To bolster Sergio Tacchini's new strategy, the senior management team has called on New York designer Dao-Yi Chow, 35, co-founder of street/designer label Public School with Maxwell Osborne. Chow, a tennis aficionado, presented in Florence a first collection blending hip-hop culture with a more traditional men's wardrobe.
“I immersed myself in the archives, which are huge. The garment construction and the quality of the clothes are incredible. I intend to draw inspiration from all these details and techniques. The idea is to combine various influences, from the almost tailored style of [the label’s] early days to its vivid 1980s colour palette, adding present-day technology,” said the designer to FashionNetwork.com, underlining how he tried to create a new, more polished and contemporary Sergio Tacchini.
For the Fall/Winter 2020-21, Chow tapped the contrast between a classic ‘Italian Riviera’ style and the fun, informal way in which US rappers and British football fans embraced the label in the 1990s. The outcome is an attractive collection with an undeniably directional touch.
A fresh take on tracksuit bottoms
Chow revisited the proportions of Sergio Tacchini's traditional tracksuit bottoms, adopting a slightly flared cut.
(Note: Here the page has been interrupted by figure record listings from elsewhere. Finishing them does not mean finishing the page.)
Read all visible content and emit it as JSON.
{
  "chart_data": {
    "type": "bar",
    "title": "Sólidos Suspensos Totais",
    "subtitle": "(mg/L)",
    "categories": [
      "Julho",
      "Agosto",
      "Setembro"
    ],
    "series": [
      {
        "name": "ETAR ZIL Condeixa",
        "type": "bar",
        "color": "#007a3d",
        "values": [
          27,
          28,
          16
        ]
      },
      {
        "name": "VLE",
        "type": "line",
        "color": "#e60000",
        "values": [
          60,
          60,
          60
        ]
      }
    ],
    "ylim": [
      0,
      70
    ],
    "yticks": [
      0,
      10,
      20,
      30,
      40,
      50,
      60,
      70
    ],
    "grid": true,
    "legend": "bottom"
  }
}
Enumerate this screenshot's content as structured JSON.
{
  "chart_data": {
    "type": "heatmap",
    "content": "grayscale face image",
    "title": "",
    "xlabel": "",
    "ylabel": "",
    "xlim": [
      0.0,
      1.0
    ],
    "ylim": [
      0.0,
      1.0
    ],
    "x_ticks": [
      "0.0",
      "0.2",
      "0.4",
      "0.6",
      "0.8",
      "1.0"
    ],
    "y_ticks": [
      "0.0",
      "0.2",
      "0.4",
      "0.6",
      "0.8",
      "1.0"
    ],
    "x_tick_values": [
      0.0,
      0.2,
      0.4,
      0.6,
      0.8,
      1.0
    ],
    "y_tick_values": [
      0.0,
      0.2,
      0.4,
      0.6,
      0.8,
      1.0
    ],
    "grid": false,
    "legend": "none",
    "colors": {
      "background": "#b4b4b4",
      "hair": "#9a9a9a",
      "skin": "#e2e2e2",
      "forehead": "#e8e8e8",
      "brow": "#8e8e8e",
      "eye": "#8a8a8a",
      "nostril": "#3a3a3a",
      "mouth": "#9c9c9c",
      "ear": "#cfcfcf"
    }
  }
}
A hybrid jacket, at once tracksuit top and striped jacket, is worn over trousers exuding a classic feel, slit behind the ankles. A black wool and viscose sweater with a trompe-l’œil collar sports the Sergio Tacchini name embroidered in green, as it was featured on the labels of the sportswear brand’s very first models.
“We wanted to water down [the label’s] sportswear register. Consumers expect something more directional. We are notably going to expand the knitwear range, and introduce slightly more formal apparel,” said Chow, who announced a forthcoming collaboration with New Balance and hopes to be able to show the next collection in Milan. That Sergio Tacchini is going upmarket is evident in the clothes, and also in the prices. Silk-lined and satin-made jackets are sold at $785 (€700), ultra-lightweight lined nylon trousers at $195, and the jacket-trousers sets can cost up to $1,400.
In 2018, Sergio Tacchini generated a revenue of €50 million, and its final forecast for 2019 is €55 million. Europe is its main market, accounting for over 60% of sales, followed by Japan. Italy remains a strong market, with sales of €13 million, while France generates a revenue of between €8 million and €9 million. Sergio Tacchini is distributed via over 1,500 multibrand retailers worldwide, and doesn’t have any monobrand stores.